Un moment « décisif » pour la médecine libérale : c'est par un discours empreint de gravité que le Dr Jean-Paul Ortiz, président de la CSMF, a ouvert son université d'été devant quelque 150 cadres réunis pendant trois jours sur la presqu'île de Giens (Var), sur le thème de « l'expertise médicale, dernier rempart du médecin ».
Ces derniers mois, les nuages se sont accumulés avec l'adoption d'une loi de santé jugée délétère, la généralisation du tiers payant et une nouvelle convention perçue comme « dogmatique et extrêmement clivante » (entre généralistes et spécialistes, secteur I et secteur II, plateaux techniques et autres spécialités). Pour la CSMF, non-signataire de ce texte, cet accord « ne répondra pas aux défis de la médecine libérale ».
Pour l'histoire
Dans cet environnement pesant, la CSMF s'est d'abord employée à resserrer les rangs. Si la centrale polycatégorielle a refusé la convention, pour la première fois depuis 20 ans, et au prix d'un vif débat interne, c'est parce que ce texte « exclut » et « stigmatise » des pans entiers de la médecine libérale, a expliqué à ses troupes Jean-Paul Ortiz, assumant un choix « historique ».
Ainsi, a illustré le néphrologue, la création d'actes complexes majorés abandonne de nombreuses spécialités, se cantonne à des « situations cliniques limitées » et au seul secteur I... Même déception pour le passage de la consultation à 25 euros « acquis de façon artificielle » ou pour le forfait structure, un « recyclage » d'une partie de la ROSP...
Mais à Giens, la Conf' a déjà tourné cette page. Le syndicat veut se rendre à nouveau incontournable, même en dehors du système conventionnel, en construisant un projet novateur qui valorise l'expertise médicale - d'où les débats prospectifs sur l'intelligence artificielle, le big data, l'ubérisation de la santé ou l'hyperspécialisation, à l'heure où la révolution des NBIC (nanotechnologies, biotechs, informatique et sciences cognitives) percute le métier de médecin... « Si la profession ne bouge pas dans les prochaines années, elle est morte », confie au « Quotidien » le Dr Ortiz.
Changement de logiciel
En l'absence de la ministre de la Santé, le président de la CSMF a prononcé un discours fondateur.
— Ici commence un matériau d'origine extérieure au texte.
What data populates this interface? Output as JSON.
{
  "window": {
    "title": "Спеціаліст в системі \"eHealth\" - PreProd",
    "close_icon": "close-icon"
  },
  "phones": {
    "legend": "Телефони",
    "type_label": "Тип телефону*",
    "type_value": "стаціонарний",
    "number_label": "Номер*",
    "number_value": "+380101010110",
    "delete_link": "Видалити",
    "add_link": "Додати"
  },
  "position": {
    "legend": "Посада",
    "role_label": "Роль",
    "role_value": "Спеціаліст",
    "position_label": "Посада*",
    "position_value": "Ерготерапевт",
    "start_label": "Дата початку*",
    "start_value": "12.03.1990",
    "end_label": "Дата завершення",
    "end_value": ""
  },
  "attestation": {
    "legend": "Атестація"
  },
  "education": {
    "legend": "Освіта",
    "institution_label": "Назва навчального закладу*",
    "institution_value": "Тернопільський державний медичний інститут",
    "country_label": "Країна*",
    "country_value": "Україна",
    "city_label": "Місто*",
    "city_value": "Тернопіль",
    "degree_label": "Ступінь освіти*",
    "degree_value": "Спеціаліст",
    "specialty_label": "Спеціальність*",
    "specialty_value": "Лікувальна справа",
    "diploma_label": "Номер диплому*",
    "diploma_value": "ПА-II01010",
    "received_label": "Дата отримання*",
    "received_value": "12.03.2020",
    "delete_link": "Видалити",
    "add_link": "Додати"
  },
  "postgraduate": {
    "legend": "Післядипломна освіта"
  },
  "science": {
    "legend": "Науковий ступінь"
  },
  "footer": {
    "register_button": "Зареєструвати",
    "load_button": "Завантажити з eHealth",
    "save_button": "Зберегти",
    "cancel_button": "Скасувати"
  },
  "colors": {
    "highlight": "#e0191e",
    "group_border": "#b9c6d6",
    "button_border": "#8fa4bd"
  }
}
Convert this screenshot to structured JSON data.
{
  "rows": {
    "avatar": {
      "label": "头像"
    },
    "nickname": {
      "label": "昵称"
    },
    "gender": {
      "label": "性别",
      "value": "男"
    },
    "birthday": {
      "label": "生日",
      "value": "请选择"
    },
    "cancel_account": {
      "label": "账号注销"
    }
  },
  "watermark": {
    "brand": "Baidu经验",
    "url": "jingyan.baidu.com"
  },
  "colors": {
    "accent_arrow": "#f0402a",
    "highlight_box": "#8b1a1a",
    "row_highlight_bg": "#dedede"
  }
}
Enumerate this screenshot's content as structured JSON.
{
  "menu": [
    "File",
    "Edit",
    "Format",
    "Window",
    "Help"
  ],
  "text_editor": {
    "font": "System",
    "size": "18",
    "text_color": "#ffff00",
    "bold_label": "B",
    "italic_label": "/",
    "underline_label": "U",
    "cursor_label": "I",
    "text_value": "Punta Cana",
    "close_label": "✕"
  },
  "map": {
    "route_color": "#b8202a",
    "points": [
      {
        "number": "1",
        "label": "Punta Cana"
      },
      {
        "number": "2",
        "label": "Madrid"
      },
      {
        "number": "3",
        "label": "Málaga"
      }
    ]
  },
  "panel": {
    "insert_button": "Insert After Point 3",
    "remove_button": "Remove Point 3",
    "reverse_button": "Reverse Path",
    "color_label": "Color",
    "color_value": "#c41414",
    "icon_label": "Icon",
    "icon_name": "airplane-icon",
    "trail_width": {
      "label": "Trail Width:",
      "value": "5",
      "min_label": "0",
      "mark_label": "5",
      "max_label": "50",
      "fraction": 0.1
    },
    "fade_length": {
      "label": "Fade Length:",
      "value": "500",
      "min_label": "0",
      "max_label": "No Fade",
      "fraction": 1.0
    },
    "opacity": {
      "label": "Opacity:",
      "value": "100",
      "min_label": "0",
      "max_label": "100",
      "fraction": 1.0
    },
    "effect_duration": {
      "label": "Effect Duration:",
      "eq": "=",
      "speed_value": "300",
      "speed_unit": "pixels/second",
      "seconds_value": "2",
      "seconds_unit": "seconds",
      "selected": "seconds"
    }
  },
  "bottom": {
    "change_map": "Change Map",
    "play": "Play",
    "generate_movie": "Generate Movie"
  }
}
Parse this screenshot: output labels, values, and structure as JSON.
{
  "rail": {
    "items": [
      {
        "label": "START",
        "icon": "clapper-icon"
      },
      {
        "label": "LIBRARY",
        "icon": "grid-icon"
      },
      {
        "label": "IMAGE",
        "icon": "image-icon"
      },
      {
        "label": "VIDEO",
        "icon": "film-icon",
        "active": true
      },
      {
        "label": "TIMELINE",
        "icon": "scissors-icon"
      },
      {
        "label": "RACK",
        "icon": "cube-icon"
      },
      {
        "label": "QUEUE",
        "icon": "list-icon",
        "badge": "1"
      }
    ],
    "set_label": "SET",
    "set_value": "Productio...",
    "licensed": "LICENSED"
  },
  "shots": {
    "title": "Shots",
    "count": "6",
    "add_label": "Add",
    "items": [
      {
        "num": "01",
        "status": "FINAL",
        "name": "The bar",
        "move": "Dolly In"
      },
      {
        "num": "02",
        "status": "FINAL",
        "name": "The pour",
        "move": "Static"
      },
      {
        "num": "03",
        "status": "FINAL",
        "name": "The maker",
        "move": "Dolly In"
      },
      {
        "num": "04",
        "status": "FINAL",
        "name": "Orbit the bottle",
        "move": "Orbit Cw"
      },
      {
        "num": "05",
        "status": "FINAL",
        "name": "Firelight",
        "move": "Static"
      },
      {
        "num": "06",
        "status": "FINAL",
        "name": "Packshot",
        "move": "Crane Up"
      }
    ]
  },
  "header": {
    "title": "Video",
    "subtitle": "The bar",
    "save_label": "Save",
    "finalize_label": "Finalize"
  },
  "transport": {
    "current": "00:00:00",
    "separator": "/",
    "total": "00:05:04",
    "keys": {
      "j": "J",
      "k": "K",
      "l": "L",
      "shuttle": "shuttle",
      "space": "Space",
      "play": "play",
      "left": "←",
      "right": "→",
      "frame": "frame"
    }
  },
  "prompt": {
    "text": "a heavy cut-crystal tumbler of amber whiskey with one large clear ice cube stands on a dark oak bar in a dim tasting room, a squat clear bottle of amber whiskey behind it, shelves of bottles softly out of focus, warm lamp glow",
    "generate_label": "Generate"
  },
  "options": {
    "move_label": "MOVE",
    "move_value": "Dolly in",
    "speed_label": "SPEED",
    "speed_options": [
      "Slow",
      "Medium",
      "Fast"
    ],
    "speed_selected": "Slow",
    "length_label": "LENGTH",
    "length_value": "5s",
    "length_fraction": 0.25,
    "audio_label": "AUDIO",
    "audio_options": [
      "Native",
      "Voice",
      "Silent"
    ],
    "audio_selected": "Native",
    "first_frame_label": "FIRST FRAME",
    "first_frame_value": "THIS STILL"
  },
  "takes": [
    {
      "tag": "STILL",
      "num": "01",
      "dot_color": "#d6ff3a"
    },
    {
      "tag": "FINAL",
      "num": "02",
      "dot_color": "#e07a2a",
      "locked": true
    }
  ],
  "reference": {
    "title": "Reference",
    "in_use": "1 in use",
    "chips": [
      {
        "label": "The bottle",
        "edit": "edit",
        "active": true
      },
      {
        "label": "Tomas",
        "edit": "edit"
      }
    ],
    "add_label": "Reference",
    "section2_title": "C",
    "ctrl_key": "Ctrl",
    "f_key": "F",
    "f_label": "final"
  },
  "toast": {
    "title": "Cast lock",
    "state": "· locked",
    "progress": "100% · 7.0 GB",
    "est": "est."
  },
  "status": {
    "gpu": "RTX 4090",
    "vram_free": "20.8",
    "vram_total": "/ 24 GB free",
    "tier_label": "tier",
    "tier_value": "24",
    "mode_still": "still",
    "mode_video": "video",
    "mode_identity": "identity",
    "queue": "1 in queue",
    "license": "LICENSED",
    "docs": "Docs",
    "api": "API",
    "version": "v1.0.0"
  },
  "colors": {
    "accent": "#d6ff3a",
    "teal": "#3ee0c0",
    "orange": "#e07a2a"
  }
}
Il a jeté les bases d'un nouveau « contrat social » entre les médecins libéraux et la société, au risque de bousculer un peu ses troupes.
Au programme : convergence des secteurs d'exercice (quitte à avoir une part d'activité hors des tarifs conventionnels solvabilisée le cas échéant par les complémentaires) ; débat désormais ouvert sur les transferts de tâches vers d'autres professionnels de santé mais aussi sur la répartition des médecins ; regroupement et travail en équipe (« le médecin seul dans son cabinet est un modèle qui va disparaître »); mais aussi évolution du métier vers l'accompagnement d'une ou plusieurs pathologies chroniques; et nouvelle réflexion sur la place des assureurs complémentaires. Un changement de logiciel complet... « Le monde bouge beaucoup, la CSMF aussi », résumait un cadre un peu désorienté.
Des « entrepreneurs des établissements de soins ambulatoires »
Quelle forme prendra cette médecine libérale de demain ? Et qui pilotera ? Pour la CSMF, pas question d'une organisation aux mains de l'administration. Les praticiens libéraux devront devenir les « entrepreneurs des établissements de soins ambulatoires », avance le Dr Ortiz, leur permettant de contractualiser avec les financeurs - ARS, collectivités locales, etc.
Cette (r)évolution devra s'accompagner d'une mixité des statuts et des lieux d'exercice. « Le médecin de demain n'exercera pas 30 ans dans le même lieu, dans le même cabinet, de la même façon » , a conclu le patron de la CSMF, bien décidé à montrer le cap et à ne pas sombrer dans un « immobilisme mortifère ».